Medicare fraud costs taxpayers and the federal government billions of dollars each year, while also threatening the lives of patients and compromising the nation’s healthcare system. Today’s “Fraud of the Day” article focuses on an Orlando-area medical doctor and an infusion clinic owner who masterminded a Medicare fraud scam that attempted to steal $13.8 million by submitting fraudulent bills to the government healthcare program and private insurance companies.
Infusion therapy usually provides the administration of medication intravenously through a needle or catheter and is prescribed when a patient’s condition is unable to be treated effectively with oral medications. It can also be provided through intramuscular injections and by epidural. (Sounds painful, but necessary for those who truly need the medication.) Drug therapies administered via this route include antibiotics, chemotherapy and antifungal or antiviral medication. It can also be used to hydrate, manage pain and provide nutrition.
The physician was the medical director of four Orlando-are infusion clinics that treated Medicare beneficiaries. The doctor and the infusion clinic owner submitted false claims to Medicare and private insurance companies for pricey infusion therapy medications. This included anticancer chemotherapeutic medications that were never administered. (Think about the people who may have needed the drugs, paid for them, but never received them.)
Over three years while the physician was medical director, he and the infusion clinic owner were responsible for the submission of $13.7 million in bogus claims to Medicare and other private insurers. (Medicare paid $9.8 million.) They also submitted claims stating that physical therapy had been provided to patients at the infusion clinics, even though there was no licensed physical therapist at any of the four clinics.

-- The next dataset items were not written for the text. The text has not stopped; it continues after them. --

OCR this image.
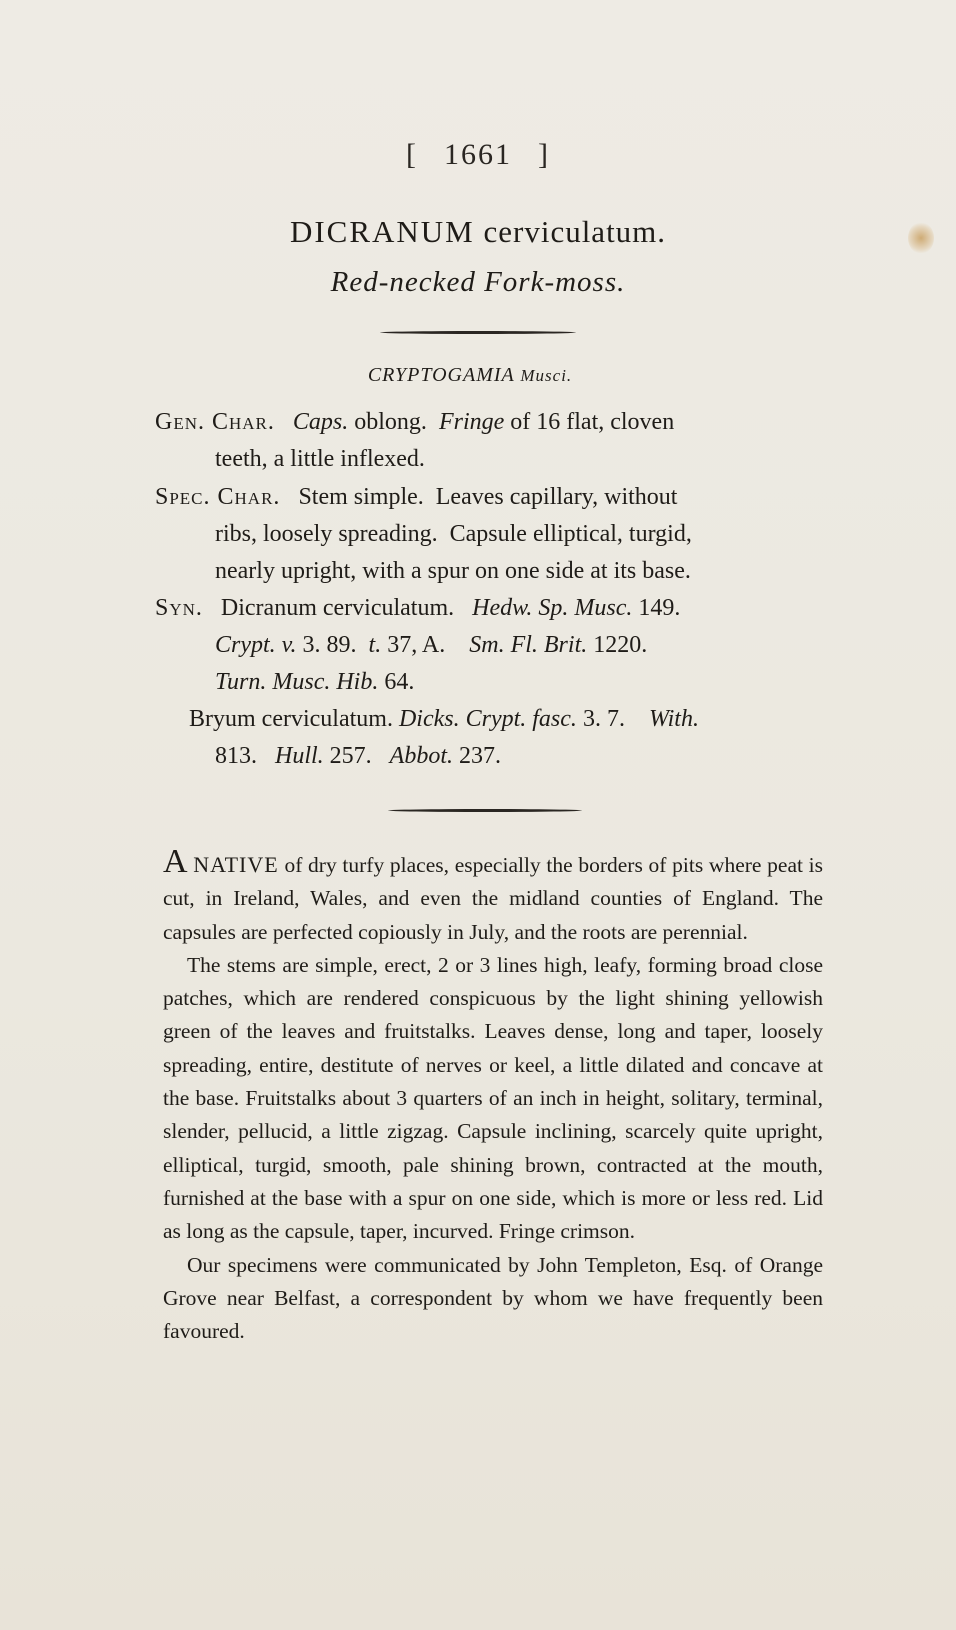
[ 1661 ]
DICRANUM cerviculatum.
Red-necked Fork-moss.
CRYPTOGAMIA Musci.
Gen. Char. Caps. oblong. Fringe of 16 flat, cloven
teeth, a little inflexed.
Spec. Char. Stem simple.  Leaves capillary, without
ribs, loosely spreading.  Capsule elliptical, turgid,
nearly upright, with a spur on one side at its base.
Syn. Dicranum cerviculatum. Hedw. Sp. Musc. 149.
Crypt. v. 3. 89. t. 37, A. Sm. Fl. Brit. 1220.
Turn. Musc. Hib. 64.
Bryum cerviculatum. Dicks. Crypt. fasc. 3. 7. With.
813. Hull. 257. Abbot. 237.

A NATIVE of dry turfy places, especially the borders of pits where peat is cut, in Ireland, Wales, and even the midland counties of England. The capsules are perfected copiously in July, and the roots are perennial.

The stems are simple, erect, 2 or 3 lines high, leafy, forming broad close patches, which are rendered conspicuous by the light shining yellowish green of the leaves and fruitstalks. Leaves dense, long and taper, loosely spreading, entire, destitute of nerves or keel, a little dilated and concave at the base. Fruitstalks about 3 quarters of an inch in height, solitary, terminal, slender, pellucid, a little zigzag. Capsule inclining, scarcely quite upright, elliptical, turgid, smooth, pale shining brown, contracted at the mouth, furnished at the base with a spur on one side, which is more or less red. Lid as long as the capsule, taper, incurved. Fringe crimson.

Our specimens were communicated by John Templeton, Esq. of Orange Grove near Belfast, a correspondent by whom we have frequently been favoured.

Both men pleaded guilty to one count of conspiracy to commit healthcare fraud. The 60-year-old medical doctor from Gotha, Florida was sentenced to 64 months in prison and two years of supervised release. The 40-year-old infusion clinic owner from Winter Park, Florida was sentenced to 90 months in prison plus another two years of supervised release. Both fraudsters must also pay $9.8 million in restitution and forfeit the same amount. As part of a plea deal, the infusion clinic owner agreed to the forfeiture of $1.7 million in real property.
These two fraudsters from Florida were trying to infuse their bank accounts with government funds intended for Medicare patients who needed infusion to fight maladies. Congratulations to the Medicare Strike Force for pulling the plug on these deceptive providers and shutting down this Medicare fraud scheme.

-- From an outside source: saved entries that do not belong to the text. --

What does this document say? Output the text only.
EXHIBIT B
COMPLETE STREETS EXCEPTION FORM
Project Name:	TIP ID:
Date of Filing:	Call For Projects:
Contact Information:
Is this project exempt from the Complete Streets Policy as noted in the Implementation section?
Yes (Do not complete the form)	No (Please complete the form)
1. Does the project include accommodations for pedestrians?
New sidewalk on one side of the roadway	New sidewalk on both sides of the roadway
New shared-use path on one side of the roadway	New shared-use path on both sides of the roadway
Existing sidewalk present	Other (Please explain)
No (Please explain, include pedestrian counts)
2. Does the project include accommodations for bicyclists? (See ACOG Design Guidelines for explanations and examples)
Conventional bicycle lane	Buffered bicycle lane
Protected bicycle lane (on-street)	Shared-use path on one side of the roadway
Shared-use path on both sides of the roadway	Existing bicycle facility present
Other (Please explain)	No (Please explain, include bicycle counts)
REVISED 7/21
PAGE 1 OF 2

Today’s “Fraud of the Day” is based on a Department of Justice press release entitled, “Orlando Doctor and Infusion Clinic Owner Sentenced to 64 Months and 90 Months in Prison for Role in Medicare Fraud,” released on June 26, 2017.

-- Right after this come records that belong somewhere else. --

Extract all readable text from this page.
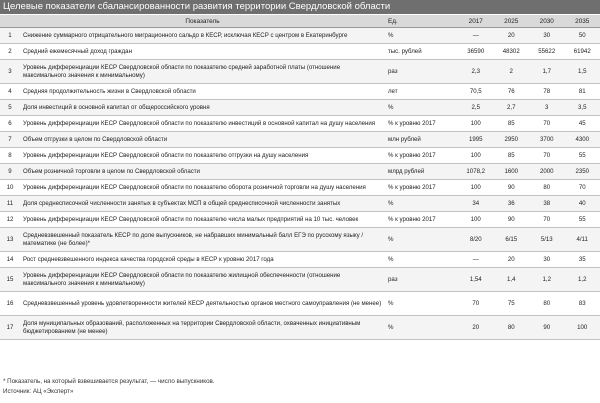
Целевые показатели сбалансированности развития территории Свердловской области
	Показатель	Ед.	2017	2025	2030	2035
1	Снижение суммарного отрицательного миграционного сальдо в КЕСР, исключая КЕСР с центром в Екатеринбурге	%	—	20	30	50
2	Средний ежемесячный доход граждан	тыс. рублей	36590	48302	55622	61942
3	Уровень дифференциации КЕСР Свердловской области по показателю средней заработной платы (отношение максимального значения к минимальному)	раз	2,3	2	1,7	1,5
4	Средняя продолжительность жизни в Свердловской области	лет	70,5	76	78	81
5	Доля инвестиций в основной капитал от общероссийского уровня	%	2,5	2,7	3	3,5
6	Уровень дифференциации КЕСР Свердловской области по показателю инвестиций в основной капитал на душу населения	% к уровню 2017	100	85	70	45
7	Объем отгрузки в целом по Свердловской области	млн рублей	1995	2950	3700	4300
8	Уровень дифференциации КЕСР Свердловской области по показателю отгрузки на душу населения	% к уровню 2017	100	85	70	55
9	Объем розничной торговли в целом по Свердловской области	млрд рублей	1078,2	1600	2000	2350
10	Уровень дифференциации КЕСР Свердловской области по показателю оборота розничной торговли на душу населения	% к уровню 2017	100	90	80	70
11	Доля среднесписочной численности занятых в субъектах МСП в общей среднесписочной численности занятых	%	34	36	38	40
12	Уровень дифференциации КЕСР Свердловской области по показателю числа малых предприятий на 10 тыс. человек	% к уровню 2017	100	90	70	55
13	Средневзвешенный показатель КЕСР по доле выпускников, не набравших минимальный балл ЕГЭ по русскому языку / математике (не более)*	%	8/20	6/15	5/13	4/11
14	Рост средневзвешенного индекса качества городской среды в КЕСР к уровню 2017 года	%	—	20	30	35
15	Уровень дифференциации КЕСР Свердловской области по показателю жилищной обеспеченности (отношение максимального значения к минимальному)	раз	1,54	1,4	1,2	1,2
16	Средневзвешенный уровень удовлетворенности жителей КЕСР деятельностью органов местного самоуправления (не менее)	%	70	75	80	83
17	Доля муниципальных образований, расположенных на территории Свердловской области, охваченных инициативным бюджетированием (не менее)	%	20	80	90	100
* Показатель, на который взвешивается результат, — число выпускников.
Источник: АЦ «Эксперт»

An Orlando medical doctor and an infusion clinic owner were sentenced to 64 months in prison and two years supervised release, and 90 months and two years supervised release, respectively, today for their roles in a $13.7 million Medicare fraud conspiracy that involved submitting claims for expensive infusion-therapy drugs that were never purchased, never provided and not medically necessary.
Acting Assistant Attorney General Kenneth A. Blanco of the Justice Department’s Criminal Division, Acting U.S. Attorney Stephen Muldrow of the Middle District of Florida and Special Agent in Charge Shimon R. Richmond of the U.S. Department of Health and Human Services-Office of Inspector General’s (HHS-OIG) Miami Regional Office made the announcement.